MEMBACA  Komandan senior Iran tewas setelah serangan Israel yang diduga terjadi di kedutaan besar di Suriah

“Saya secara resmi diperkenalkan dengan ironi Perang Dingin ketika saya diberi perintah ketat untuk tidak membantah alasan-alasan mereka atas pelayanan kepada Hitler,” tulisnya dalam “Why Did the Heavens Not Darken?”

Ia belajar bisnis di City College of New York dan lulus pada tahun 1949. Tetapi keinginan yang kuat untuk memahami perang yang baru saja dialaminya, dan Holocaust yang hampir selamatinya, mendorongnya untuk melanjutkan studi pascasarjana di Yale, di mana ia meraih gelar doktor dalam ilmu politik pada tahun 1953.

Ia bergabung dengan fakultas Brandeis setahun kemudian. Ia mengajar di sana dan di Harvard sebelum pindah ke Princeton pada tahun 1961. Ia menjadi guru emeritus pada tahun 1993.

Ia menikahi Nancy Grant pada tahun 1955. Mereka bercerai pada tahun 1965. Bersama dengan putranya, Daniel, ia meninggalkan seorang putra lainnya, Carl; saudara perempuannya, Ruth Burger; dan lima cucu.

Ayah Dr. Mayer adalah seorang Zionis sayap kiri yang gigih, seperti halnya Dr. Mayer pada awal karirnya. Ia bekerja di sebuah kibbutz komunis di Israel pada awal tahun 1950-an dan berteman dengan filsuf Martin Buber.

Tetapi seiring waktu ia menjadi sangat kritis terhadap negara Israel, percaya bahwa negara tersebut telah mengkhianati visi pendirinya demi masyarakat yang terbelah dan tergantung pada kekuatan nasionalis dan ultra-agama — sebuah argumen yang dijelaskannya dalam bukunya yang berjudul “Plowshares Into Swords: From Zionism to Israel” pada tahun 2008.
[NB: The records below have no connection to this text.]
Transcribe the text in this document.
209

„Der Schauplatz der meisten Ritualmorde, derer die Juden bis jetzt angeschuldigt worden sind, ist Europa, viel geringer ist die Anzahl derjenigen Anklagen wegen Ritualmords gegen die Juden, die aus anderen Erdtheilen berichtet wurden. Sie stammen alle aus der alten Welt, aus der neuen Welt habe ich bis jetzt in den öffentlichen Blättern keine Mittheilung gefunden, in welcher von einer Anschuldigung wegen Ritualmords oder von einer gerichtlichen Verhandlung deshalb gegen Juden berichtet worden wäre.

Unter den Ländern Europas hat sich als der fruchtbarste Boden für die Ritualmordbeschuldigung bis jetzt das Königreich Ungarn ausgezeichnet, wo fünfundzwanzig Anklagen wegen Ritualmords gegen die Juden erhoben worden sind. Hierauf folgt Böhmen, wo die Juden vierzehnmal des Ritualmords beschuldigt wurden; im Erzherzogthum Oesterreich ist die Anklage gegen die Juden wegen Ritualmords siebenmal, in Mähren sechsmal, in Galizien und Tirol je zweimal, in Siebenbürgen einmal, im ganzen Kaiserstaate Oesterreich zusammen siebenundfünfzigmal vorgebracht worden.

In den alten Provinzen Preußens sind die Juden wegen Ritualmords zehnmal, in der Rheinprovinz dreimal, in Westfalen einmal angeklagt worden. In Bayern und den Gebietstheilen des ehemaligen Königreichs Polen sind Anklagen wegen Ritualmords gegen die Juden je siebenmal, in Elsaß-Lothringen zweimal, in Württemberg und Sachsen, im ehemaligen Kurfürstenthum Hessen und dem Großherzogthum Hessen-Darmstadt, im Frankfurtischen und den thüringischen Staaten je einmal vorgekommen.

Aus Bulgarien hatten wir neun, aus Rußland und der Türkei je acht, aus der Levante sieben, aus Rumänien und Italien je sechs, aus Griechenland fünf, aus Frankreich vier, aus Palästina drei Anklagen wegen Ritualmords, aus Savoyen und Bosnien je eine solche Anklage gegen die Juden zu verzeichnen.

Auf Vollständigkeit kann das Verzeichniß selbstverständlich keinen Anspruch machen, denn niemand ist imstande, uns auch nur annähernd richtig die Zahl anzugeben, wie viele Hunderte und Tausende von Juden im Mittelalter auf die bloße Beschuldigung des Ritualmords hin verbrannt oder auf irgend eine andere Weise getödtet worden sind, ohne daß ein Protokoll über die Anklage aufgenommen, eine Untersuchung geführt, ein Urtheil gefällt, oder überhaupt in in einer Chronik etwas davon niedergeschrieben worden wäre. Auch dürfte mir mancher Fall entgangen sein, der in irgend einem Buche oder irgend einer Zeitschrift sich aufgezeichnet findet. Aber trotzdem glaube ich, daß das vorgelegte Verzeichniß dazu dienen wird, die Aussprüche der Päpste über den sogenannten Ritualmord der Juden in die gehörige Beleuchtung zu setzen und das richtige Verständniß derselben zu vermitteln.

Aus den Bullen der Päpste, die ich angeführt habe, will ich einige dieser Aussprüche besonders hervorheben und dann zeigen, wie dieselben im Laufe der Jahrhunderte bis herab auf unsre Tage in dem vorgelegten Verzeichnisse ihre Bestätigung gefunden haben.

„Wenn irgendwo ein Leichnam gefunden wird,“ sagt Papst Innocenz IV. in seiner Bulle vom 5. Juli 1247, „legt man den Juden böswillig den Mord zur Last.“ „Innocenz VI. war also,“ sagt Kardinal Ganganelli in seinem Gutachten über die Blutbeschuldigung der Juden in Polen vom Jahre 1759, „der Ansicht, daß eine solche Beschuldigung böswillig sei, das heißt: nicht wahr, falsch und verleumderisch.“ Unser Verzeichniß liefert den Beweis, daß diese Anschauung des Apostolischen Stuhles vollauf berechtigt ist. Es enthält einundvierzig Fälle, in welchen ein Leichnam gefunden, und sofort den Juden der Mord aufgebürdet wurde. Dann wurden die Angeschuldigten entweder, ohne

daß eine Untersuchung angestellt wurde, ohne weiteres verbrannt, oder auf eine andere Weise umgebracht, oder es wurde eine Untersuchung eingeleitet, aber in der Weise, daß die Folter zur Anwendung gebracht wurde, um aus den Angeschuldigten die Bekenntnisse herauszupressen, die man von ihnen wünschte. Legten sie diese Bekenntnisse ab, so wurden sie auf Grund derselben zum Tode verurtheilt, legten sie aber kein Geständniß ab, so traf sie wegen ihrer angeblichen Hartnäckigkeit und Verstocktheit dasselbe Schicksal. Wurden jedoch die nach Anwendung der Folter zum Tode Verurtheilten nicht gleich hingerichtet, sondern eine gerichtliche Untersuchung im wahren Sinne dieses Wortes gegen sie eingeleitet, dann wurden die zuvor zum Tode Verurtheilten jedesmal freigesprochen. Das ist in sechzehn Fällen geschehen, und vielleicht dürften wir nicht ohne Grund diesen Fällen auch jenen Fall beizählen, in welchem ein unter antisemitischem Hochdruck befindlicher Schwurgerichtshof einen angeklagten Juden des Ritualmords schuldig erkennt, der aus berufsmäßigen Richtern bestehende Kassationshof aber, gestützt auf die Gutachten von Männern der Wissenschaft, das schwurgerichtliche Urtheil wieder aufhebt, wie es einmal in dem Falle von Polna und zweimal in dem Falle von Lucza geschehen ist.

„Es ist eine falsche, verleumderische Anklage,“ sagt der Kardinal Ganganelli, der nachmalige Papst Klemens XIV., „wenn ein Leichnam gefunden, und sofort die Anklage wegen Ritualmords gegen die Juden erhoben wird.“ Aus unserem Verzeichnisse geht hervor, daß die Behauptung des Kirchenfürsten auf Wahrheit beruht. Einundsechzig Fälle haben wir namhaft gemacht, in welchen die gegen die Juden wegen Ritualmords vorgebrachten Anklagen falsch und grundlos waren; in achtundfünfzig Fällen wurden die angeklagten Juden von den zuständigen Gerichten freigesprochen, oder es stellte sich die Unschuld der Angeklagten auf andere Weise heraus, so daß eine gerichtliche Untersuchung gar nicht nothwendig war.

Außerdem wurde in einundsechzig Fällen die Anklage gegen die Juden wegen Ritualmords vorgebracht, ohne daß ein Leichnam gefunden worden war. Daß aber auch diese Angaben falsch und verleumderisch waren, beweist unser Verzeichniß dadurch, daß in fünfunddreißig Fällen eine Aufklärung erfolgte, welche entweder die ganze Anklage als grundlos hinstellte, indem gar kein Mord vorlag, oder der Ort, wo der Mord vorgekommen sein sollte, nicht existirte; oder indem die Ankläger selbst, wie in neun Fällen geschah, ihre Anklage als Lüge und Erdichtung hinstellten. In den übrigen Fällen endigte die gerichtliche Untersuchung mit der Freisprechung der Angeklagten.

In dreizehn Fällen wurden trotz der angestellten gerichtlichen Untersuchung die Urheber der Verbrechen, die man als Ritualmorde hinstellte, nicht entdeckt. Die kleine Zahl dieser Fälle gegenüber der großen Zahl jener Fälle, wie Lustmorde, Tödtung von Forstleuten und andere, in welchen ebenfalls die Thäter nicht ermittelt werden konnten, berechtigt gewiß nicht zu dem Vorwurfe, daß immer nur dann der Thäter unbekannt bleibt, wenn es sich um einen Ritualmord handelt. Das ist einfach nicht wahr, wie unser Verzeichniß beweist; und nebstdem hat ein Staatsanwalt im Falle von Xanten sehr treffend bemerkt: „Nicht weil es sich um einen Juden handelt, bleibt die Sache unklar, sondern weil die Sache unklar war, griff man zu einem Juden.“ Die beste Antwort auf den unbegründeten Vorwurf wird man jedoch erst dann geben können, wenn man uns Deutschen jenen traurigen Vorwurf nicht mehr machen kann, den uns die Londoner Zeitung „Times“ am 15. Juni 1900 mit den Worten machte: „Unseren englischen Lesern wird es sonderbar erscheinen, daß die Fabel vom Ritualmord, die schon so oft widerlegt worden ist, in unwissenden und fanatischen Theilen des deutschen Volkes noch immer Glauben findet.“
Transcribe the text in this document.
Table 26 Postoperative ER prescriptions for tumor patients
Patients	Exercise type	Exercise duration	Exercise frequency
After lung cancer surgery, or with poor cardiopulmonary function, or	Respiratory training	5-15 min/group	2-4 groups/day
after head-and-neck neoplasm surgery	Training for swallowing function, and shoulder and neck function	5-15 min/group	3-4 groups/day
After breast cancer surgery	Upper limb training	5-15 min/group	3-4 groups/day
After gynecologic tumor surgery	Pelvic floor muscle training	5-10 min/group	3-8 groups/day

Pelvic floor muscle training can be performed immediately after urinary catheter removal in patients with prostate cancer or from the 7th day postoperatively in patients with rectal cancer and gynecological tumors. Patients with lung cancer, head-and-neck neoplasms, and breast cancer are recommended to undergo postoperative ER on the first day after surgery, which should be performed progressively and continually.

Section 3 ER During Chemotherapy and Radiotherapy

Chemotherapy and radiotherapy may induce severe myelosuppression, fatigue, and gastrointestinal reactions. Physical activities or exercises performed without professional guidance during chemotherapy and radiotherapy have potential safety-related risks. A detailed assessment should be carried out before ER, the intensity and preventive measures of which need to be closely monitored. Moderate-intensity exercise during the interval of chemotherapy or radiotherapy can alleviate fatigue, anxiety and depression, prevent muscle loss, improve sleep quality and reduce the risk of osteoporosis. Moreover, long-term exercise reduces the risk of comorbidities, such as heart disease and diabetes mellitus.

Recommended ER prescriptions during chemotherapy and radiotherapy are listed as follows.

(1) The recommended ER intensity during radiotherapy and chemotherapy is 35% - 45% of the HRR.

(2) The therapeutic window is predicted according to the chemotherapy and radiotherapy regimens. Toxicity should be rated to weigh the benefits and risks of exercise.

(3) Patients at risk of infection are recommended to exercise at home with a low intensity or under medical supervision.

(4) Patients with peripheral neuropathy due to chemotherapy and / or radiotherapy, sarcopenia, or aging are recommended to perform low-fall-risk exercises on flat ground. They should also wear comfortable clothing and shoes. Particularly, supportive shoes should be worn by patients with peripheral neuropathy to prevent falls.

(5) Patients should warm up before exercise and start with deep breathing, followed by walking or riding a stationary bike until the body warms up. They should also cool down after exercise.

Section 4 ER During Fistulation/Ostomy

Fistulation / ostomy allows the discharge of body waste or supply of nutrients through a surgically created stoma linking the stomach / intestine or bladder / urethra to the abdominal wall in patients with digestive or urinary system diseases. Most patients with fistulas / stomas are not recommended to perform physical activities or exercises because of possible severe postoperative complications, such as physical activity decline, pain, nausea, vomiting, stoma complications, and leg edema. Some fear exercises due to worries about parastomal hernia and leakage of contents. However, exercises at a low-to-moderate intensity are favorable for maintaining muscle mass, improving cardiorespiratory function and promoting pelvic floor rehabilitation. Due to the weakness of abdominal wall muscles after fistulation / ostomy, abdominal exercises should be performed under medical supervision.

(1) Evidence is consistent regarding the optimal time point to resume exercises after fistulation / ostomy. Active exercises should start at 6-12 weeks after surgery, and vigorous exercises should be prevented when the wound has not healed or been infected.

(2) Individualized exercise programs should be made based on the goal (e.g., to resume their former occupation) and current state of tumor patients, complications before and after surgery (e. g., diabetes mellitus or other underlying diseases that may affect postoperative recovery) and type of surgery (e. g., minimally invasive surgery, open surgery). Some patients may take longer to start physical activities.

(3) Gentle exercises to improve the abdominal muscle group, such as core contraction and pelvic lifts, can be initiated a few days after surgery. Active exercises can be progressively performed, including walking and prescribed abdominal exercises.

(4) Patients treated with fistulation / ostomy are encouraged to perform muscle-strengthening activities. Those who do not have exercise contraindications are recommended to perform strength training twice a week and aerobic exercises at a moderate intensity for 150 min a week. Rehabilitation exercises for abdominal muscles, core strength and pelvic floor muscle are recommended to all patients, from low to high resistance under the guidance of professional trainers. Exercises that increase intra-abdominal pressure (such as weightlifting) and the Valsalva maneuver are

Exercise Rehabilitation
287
Sekali lagi ia mendapatkan kritik atas pandangannya. Dan sekali lagi ia bertahan, menyatakan bahwa ketidaksukaannya terhadap apa yang telah menjadi Israel adalah sejalan dengan pandangannya sebagai anak dari sebuah negara kecil yang terkurung daratan yang dipaksa melarikan diri karena perang antara kekuatan yang lebih besar. Menurutnya, ia “sangat kebal terhadap daya tarik semua nasionalisme.”